I know I've mentioned this on the show before, but the whole issue of time amazes me. How it passes, how it changes and how it humbles.
I mean, you can be on top of the world one minute, then nothing the next.
What's got me waxing poetic is a chance meeting I had with a Texas bigwig while I was away last week.
There was a time when this guy was the "it" guy: often quoted, often praised, often page one headlines. But that was then. This is now. And now, he's retired -- actually forcibly retired -- from jetsetter to jilted in what seemed like the blink of an eye.
I bumped into him the very same day that I heard the folks at Dow Jones were kicking some venerable names out of their excusive industrials club: AT&T, International Paper and Eastman Kodak are out.

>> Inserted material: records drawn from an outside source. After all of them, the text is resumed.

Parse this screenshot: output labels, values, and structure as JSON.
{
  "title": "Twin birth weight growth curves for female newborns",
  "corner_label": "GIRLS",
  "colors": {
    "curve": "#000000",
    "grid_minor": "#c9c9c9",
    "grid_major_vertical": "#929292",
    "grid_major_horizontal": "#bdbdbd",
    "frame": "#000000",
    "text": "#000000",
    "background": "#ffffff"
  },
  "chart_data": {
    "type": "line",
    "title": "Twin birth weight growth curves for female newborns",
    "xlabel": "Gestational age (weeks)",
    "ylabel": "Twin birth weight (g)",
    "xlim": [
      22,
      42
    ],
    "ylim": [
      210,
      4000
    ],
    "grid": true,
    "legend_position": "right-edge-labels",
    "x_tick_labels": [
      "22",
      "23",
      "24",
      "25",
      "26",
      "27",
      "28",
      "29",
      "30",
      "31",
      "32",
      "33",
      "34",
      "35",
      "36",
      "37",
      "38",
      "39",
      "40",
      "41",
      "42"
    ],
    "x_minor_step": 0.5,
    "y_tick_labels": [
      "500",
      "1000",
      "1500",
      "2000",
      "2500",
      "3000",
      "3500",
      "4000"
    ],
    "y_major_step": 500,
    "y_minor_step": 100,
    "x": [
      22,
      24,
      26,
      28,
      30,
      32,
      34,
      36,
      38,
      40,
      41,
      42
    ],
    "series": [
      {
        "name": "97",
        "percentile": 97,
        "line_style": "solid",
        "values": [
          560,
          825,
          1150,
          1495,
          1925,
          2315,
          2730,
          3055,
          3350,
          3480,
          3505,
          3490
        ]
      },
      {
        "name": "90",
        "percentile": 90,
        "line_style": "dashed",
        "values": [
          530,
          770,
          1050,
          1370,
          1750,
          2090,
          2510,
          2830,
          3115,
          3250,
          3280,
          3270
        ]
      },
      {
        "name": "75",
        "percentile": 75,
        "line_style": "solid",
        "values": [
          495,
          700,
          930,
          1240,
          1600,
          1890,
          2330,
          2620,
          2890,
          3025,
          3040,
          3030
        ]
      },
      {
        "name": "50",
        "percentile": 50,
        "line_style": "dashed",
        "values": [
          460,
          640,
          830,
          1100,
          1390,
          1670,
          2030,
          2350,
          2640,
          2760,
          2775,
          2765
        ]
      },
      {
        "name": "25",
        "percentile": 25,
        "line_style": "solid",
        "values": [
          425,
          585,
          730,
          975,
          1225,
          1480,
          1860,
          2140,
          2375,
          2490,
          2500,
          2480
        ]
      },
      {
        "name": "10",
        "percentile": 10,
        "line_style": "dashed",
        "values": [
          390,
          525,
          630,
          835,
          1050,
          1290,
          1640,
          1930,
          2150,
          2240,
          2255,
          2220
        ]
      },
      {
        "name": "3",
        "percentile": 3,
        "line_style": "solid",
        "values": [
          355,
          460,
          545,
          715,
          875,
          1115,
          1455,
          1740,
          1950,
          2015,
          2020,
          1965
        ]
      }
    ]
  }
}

Pfizer, AIG and Verizon are in. They make their Dow 30 debut this week. The others march off the stage to just make room.

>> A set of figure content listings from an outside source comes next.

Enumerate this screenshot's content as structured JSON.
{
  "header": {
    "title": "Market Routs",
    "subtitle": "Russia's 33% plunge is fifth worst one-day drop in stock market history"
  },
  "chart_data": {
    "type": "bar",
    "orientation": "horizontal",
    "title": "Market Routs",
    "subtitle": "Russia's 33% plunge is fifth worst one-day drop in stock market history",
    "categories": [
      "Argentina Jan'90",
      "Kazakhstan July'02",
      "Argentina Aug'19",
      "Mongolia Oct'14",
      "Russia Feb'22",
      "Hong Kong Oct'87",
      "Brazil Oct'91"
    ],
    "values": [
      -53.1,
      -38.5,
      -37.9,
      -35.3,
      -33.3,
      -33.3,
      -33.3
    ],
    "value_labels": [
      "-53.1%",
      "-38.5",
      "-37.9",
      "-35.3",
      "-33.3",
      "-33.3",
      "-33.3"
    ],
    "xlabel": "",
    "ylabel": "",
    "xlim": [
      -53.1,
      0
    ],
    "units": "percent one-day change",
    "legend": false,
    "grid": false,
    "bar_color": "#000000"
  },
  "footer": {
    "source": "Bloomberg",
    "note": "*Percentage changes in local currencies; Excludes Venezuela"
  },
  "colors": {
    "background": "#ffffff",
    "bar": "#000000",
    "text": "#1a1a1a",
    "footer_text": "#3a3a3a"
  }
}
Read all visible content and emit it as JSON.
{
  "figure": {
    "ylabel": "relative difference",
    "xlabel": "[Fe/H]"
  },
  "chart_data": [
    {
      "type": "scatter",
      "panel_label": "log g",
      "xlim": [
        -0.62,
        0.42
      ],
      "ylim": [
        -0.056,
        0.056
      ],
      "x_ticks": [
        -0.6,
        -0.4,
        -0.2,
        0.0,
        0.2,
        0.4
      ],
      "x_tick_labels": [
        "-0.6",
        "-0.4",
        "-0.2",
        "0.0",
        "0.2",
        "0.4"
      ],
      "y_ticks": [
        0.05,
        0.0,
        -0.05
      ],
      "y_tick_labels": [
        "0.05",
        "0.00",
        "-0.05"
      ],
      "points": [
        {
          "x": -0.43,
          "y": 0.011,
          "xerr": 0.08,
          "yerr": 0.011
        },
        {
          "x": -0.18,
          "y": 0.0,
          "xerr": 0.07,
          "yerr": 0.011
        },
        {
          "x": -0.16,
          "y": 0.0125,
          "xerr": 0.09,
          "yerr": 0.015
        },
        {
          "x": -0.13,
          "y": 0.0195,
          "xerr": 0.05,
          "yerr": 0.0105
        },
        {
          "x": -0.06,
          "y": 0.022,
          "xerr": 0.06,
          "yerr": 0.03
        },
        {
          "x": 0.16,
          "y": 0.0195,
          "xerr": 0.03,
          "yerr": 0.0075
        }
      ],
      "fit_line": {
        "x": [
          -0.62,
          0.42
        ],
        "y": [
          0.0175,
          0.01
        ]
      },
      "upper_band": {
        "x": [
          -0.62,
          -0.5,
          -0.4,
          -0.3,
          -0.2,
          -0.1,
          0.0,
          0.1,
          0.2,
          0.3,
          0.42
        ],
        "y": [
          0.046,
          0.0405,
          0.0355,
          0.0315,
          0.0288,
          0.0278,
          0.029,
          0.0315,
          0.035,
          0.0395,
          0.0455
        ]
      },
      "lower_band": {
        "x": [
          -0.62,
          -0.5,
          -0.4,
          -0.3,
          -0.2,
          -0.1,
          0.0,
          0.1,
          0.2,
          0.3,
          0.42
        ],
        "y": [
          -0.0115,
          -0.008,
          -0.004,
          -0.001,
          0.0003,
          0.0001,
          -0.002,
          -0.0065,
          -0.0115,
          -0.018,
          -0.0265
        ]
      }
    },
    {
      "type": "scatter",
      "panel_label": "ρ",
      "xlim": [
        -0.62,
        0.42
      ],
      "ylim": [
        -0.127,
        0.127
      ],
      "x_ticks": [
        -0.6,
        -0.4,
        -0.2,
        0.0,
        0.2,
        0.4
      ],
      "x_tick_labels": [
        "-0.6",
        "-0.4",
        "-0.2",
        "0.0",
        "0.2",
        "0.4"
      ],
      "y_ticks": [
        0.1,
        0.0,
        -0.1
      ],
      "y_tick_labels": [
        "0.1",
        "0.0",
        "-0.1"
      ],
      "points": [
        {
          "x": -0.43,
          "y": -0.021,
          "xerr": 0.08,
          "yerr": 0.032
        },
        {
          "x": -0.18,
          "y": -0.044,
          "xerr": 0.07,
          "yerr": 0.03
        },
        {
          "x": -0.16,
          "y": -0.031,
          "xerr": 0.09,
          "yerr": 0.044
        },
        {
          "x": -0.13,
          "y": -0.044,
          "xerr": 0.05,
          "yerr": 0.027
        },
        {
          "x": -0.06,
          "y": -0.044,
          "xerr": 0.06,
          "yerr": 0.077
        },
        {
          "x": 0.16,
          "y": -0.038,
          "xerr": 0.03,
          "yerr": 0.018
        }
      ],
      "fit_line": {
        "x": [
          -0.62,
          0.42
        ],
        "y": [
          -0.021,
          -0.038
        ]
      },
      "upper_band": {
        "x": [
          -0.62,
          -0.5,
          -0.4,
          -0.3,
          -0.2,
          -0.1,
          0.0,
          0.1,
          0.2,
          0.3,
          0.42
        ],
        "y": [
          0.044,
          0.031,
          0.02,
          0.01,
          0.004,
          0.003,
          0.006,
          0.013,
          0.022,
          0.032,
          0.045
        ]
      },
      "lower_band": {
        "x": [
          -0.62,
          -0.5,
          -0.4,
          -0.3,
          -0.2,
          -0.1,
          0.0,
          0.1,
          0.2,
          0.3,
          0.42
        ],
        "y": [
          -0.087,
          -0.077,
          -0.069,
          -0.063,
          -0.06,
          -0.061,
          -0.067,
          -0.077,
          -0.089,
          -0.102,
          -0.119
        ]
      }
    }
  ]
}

I can remember the days when AT&T was the greatest company on Earth -- the stock so highly regarded it was considered the safe haven for widows and orphans. Now, it's the one orphaned from the financial world. Or at least, the cool Dow Jones Industrials world.
It happens: It's called time.
The same cruel commodity that takes an Eastman Kodak from being a photography giant to a digital dunce, like that.
The "it" guys who are no longer "it."
They are no longer in the club. No longer getting the invites. No longer getting the attention. From standouts, to “don't let the screen door hit you on the way out.”
It’s kind of hard to figure out. And it's a timely reminder, as if any of us need it, that we should relish the good times when we have them.
And never assume, not for a minute, that there is any guarantee we shall always have them.
It's why I think good press is nice... but a good perspective is nicer still.